After the SCOTUS decision was made public, Abbott tweeted that he will continue to “defend Texas’ constitutional authority to secure the border and prevent the Biden Admin from destroying [its] property.”
Abbott wasn’t alone in his outrage. Right-wing politicians and figures directed their ire toward Biden with regards to SCOTUS’s decision—but the fact that the Court already leans conservative didn’t help them stomach the ruling.
“The Supreme Court is siding with the Biden administration against Texas by allowing the federal government to take down razor wire on the border,” Florida Gov. Ron DeSantis (R) tweeted. “What an upside down world.”

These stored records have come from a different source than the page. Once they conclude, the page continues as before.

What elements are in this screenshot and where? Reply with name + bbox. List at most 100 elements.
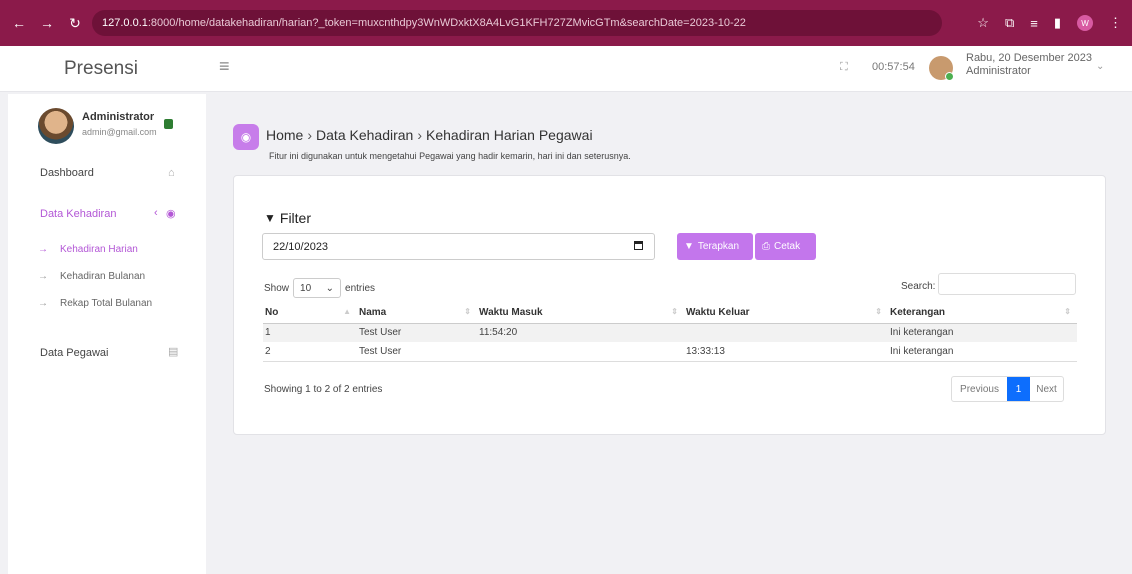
chevron-left-icon[interactable]: ‹ [154,207,158,219]
show-entries: Show 10 ⌄ entries [264,278,375,298]
cell-name: Test User [357,342,477,362]
apply-button[interactable]: ▼ Terapkan [677,233,753,260]
browser-menu-icon[interactable]: ⋮ [1109,15,1122,31]
bookmark-star-icon[interactable]: ☆ [977,15,989,31]
attendance-table: No ▲ Nama ⇕ Waktu Masuk ⇕ Waktu Keluar ⇕ Ket… [263,302,1077,362]
column-label: Waktu Masuk [479,306,543,318]
cell-notes: Ini keterangan [888,323,1077,342]
column-header-no[interactable]: No ▲ [263,302,357,324]
contact-book-icon: ▤ [168,346,179,358]
chevron-down-icon[interactable]: ⌄ [1096,61,1104,72]
column-header-time-in[interactable]: Waktu Masuk ⇕ [477,302,684,324]
reload-icon[interactable]: ↻ [68,15,82,32]
app-header: Presensi ≡ ⛶ 00:57:54 Rabu, 20 Desember … [0,46,1132,92]
reading-list-icon[interactable]: ≡ [1030,16,1038,31]
arrow-right-icon: → [38,271,48,282]
search-label: Search: [901,281,936,292]
current-date[interactable]: Rabu, 20 Desember 2023 [966,51,1092,65]
entries-label: entries [345,282,376,294]
page-size-value: 10 [300,282,312,294]
home-icon: ⌂ [168,167,175,179]
date-field[interactable] [262,233,655,260]
arrow-right-icon: → [38,244,48,255]
back-icon[interactable]: ← [12,15,26,31]
sidebar-item-attendance[interactable]: Data Kehadiran [40,208,116,220]
forward-icon[interactable]: → [40,15,54,31]
cell-time-in [477,342,684,362]
apply-label: Terapkan [697,241,740,252]
column-label: Waktu Keluar [686,306,750,318]
user-role[interactable]: Administrator [966,65,1031,77]
browser-toolbar: ← → ↻ ⓘ 127.0.0.1 :8000/home/datakehadir… [0,0,1132,46]
clock: 00:57:54 [872,61,915,73]
column-header-notes[interactable]: Keterangan ⇕ [888,302,1077,324]
sort-icon: ⇕ [671,307,678,316]
sort-icon: ⇕ [1064,307,1071,316]
table-row: 2 Test User 13:33:13 Ini keterangan [263,342,1077,362]
page-subtitle: Fitur ini digunakan untuk mengetahui Peg… [269,151,631,161]
target-icon: ◉ [166,208,176,220]
sidebar-item-dashboard[interactable]: Dashboard [40,167,94,179]
hamburger-menu-icon[interactable]: ≡ [219,56,230,77]
print-label: Cetak [774,241,801,252]
profile-name: Administrator [82,111,155,123]
profile-email: admin@gmail.com [82,127,157,137]
breadcrumb-current: Kehadiran Harian Pegawai [426,127,593,143]
page-icon: ◉ [233,124,259,150]
filter-heading: ▼ Filter [264,210,311,226]
cell-name: Test User [357,323,477,342]
cell-notes: Ini keterangan [888,342,1077,362]
attendance-card: ▼ Filter ▼Terapkan ⎙Cetak Show 10⌄ entri… [233,175,1106,435]
sidebar-subitem-label: Kehadiran Harian [60,244,138,255]
fullscreen-icon[interactable]: ⛶ [840,61,848,74]
sidebar-subitem-daily[interactable]: → Kehadiran Harian [38,244,138,255]
sort-icon: ⇕ [464,307,471,316]
column-header-name[interactable]: Nama ⇕ [357,302,477,324]
column-header-time-out[interactable]: Waktu Keluar ⇕ [684,302,888,324]
sidebar-subitem-recap[interactable]: → Rekap Total Bulanan [38,298,152,309]
column-label: Keterangan [890,306,946,318]
extensions-icon[interactable]: ⧉ [1005,15,1014,31]
funnel-icon: ▼ [264,211,276,225]
sidebar-subitem-monthly[interactable]: → Kehadiran Bulanan [38,271,145,282]
cell-no: 2 [263,342,357,362]
search-input[interactable] [938,273,1076,295]
page-size-select[interactable]: 10 ⌄ [293,278,342,298]
column-label: No [265,306,279,318]
table-header-row: No ▲ Nama ⇕ Waktu Masuk ⇕ Waktu Keluar ⇕ Ket… [263,302,1077,324]
breadcrumb-attendance[interactable]: Data Kehadiran [316,127,413,143]
pagination: Previous 1 Next [951,376,1064,402]
cell-no: 1 [263,323,357,342]
sidepanel-icon[interactable]: ▮ [1054,15,1061,31]
print-button[interactable]: ⎙ Cetak [755,233,816,260]
calendar-icon[interactable] [634,241,643,250]
funnel-icon: ▼ [684,241,694,252]
table-info: Showing 1 to 2 of 2 entries [264,384,383,395]
user-avatar[interactable] [929,56,954,81]
previous-page-button[interactable]: Previous [952,377,1007,401]
cell-time-in: 11:54:20 [477,323,684,342]
breadcrumb-separator-icon: › [417,127,422,143]
page-1-button[interactable]: 1 [1007,377,1030,401]
show-label: Show [264,282,290,294]
table-row: 1 Test User 11:54:20 Ini keterangan [263,323,1077,342]
filter-title: Filter [279,210,312,226]
arrow-right-icon: → [38,298,48,309]
column-label: Nama [359,306,387,318]
sidebar-item-employees[interactable]: Data Pegawai [40,347,109,359]
next-page-button[interactable]: Next [1030,377,1063,401]
sidebar-subitem-label: Rekap Total Bulanan [60,298,153,309]
chevron-down-icon: ⌄ [325,282,335,294]
printer-icon: ⎙ [762,241,770,252]
sidebar-subitem-label: Kehadiran Bulanan [60,271,146,282]
breadcrumb-separator-icon: › [307,127,313,143]
url-host: 127.0.0.1 [102,17,148,29]
breadcrumb-home[interactable]: Home [266,127,303,143]
cell-time-out [684,323,888,342]
profile-avatar[interactable]: W [1077,15,1093,31]
app-brand[interactable]: Presensi [64,58,138,80]
sidebar: Administrator admin@gmail.com Dashboard … [8,94,206,574]
cell-time-out: 13:33:13 [684,342,888,362]
address-bar[interactable]: ⓘ 127.0.0.1 :8000/home/datakehadiran/har… [92,10,942,36]
sort-icon: ▲ [343,307,351,316]
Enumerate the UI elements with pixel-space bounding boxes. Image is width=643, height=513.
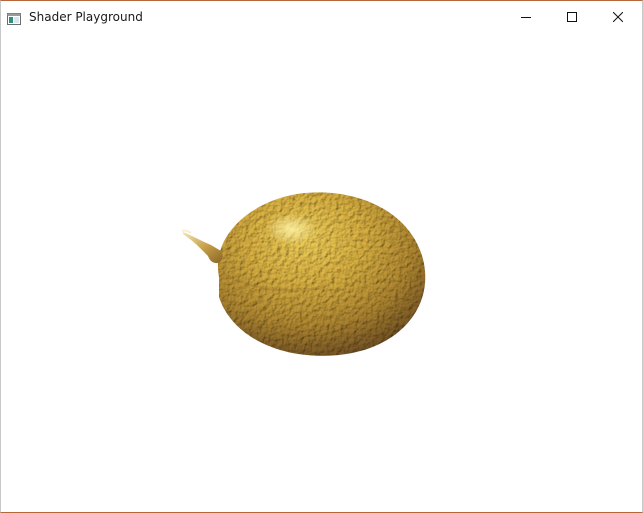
maximize-icon: [567, 7, 577, 26]
maximize-button[interactable]: [549, 1, 595, 32]
app-window: Shader Playground: [0, 0, 643, 513]
window-title: Shader Playground: [29, 10, 143, 24]
minimize-icon: [521, 7, 531, 26]
title-bar[interactable]: Shader Playground: [1, 1, 642, 32]
close-icon: [612, 7, 624, 26]
render-viewport[interactable]: [1, 32, 642, 512]
app-window-icon: [7, 10, 21, 25]
close-button[interactable]: [595, 1, 641, 32]
minimize-button[interactable]: [503, 1, 549, 32]
lemon-render: [181, 192, 426, 356]
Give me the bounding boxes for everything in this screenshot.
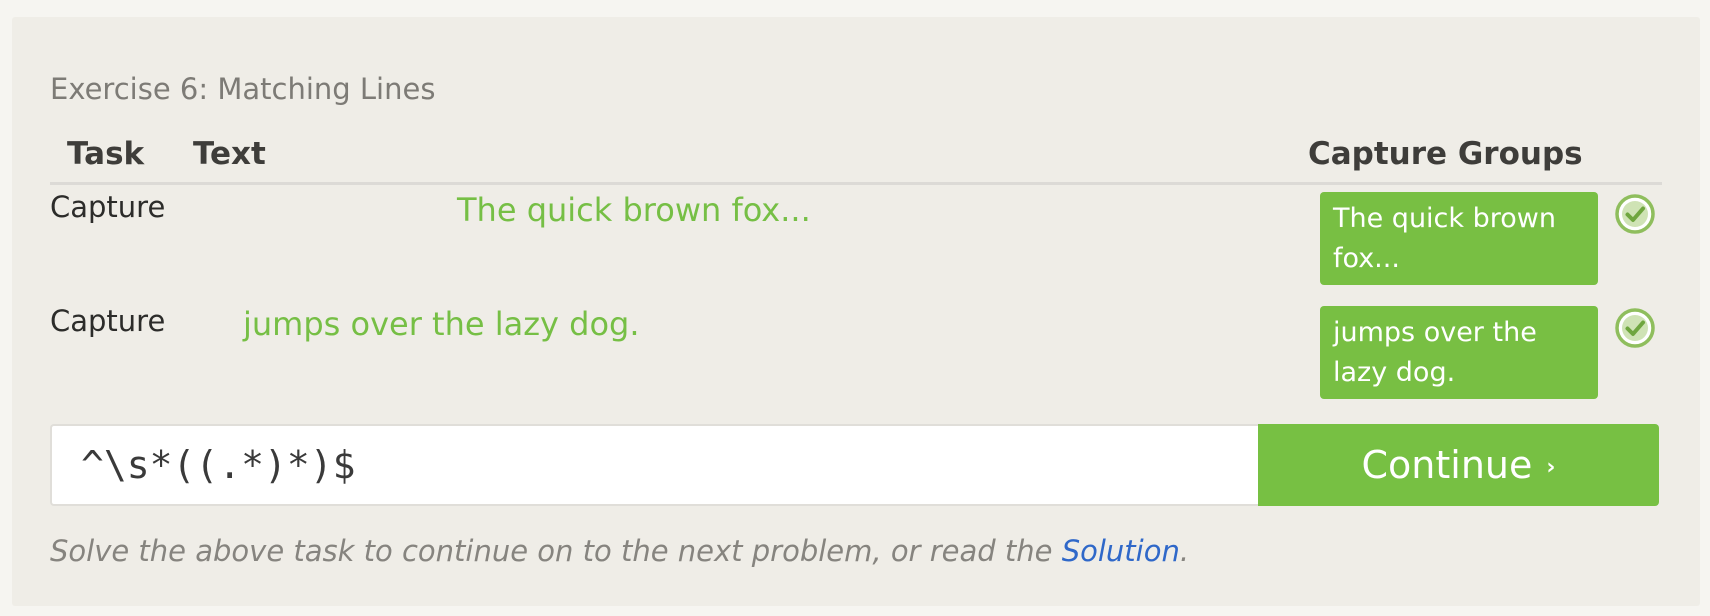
capture-group-result: jumps over the lazy dog. (1320, 306, 1598, 399)
header-divider (50, 182, 1662, 185)
task-label: Capture (50, 304, 166, 338)
solution-link[interactable]: Solution (1062, 534, 1180, 568)
check-circle-icon (1615, 308, 1655, 348)
chevron-right-icon: › (1546, 454, 1556, 480)
column-header-text: Text (193, 136, 266, 172)
row-text: The quick brown fox... (457, 191, 811, 229)
column-header-capture-groups: Capture Groups (1308, 136, 1583, 172)
task-label: Capture (50, 190, 166, 224)
continue-label: Continue (1361, 443, 1533, 487)
column-header-task: Task (67, 136, 145, 172)
exercise-panel: Exercise 6: Matching Lines Task Text Cap… (12, 17, 1700, 606)
hint-text: Solve the above task to continue on to t… (50, 533, 1189, 569)
hint-prefix: Solve the above task to continue on to t… (50, 534, 1062, 568)
capture-group-result: The quick brown fox... (1320, 192, 1598, 285)
continue-button[interactable]: Continue › (1258, 424, 1659, 506)
check-circle-icon (1615, 194, 1655, 234)
hint-suffix: . (1179, 534, 1190, 568)
row-text: jumps over the lazy dog. (243, 305, 640, 343)
exercise-title: Exercise 6: Matching Lines (50, 72, 436, 106)
regex-input[interactable] (50, 424, 1262, 506)
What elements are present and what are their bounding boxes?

In the aftermath of the decision though, some Republicans saw the bright side: The precedent established in the court ruling Monday night could allow a potential future Republican administration to enforce federal border patrol politics over sanctuary cities. Sanctuary cities, like Los Angeles, New York City, or Chicago, don’t cooperate with federal immigration laws to the fullest extent—though there is no one unifying policy that all sanctuary cities adopt.
There are also 12 sanctuary states, including Colorado, New Mexico, and Washington, that don’t disclose the immigration status of individuals to immigration authorities and limit the amount of time immigrants can be detained by Border Patrol, among other policies.
“The logic of the 5-4 SCOTUS decision was based on the Constitutionality of the Federal Government being the ones to govern and administer Immigration Policy, correct?” conservative X user Steve Williams tweeted. “Then Sanctuary Cities should have no argument, or present any interference, when Trump starts mass deportations.”
Trump promised in a recent Fox News town hall to enact the “largest deportation effort in the history of our country” if elected—and said he predicts sanctuary cities will fall.
“Then the SCOTUS will agree with Trump January 2025 when he deports from every city and state in this country. Sanctuary will have no bearing on the power of the President,” Trump supporter Fawn Stoner tweeted. “Buckle up blue states.”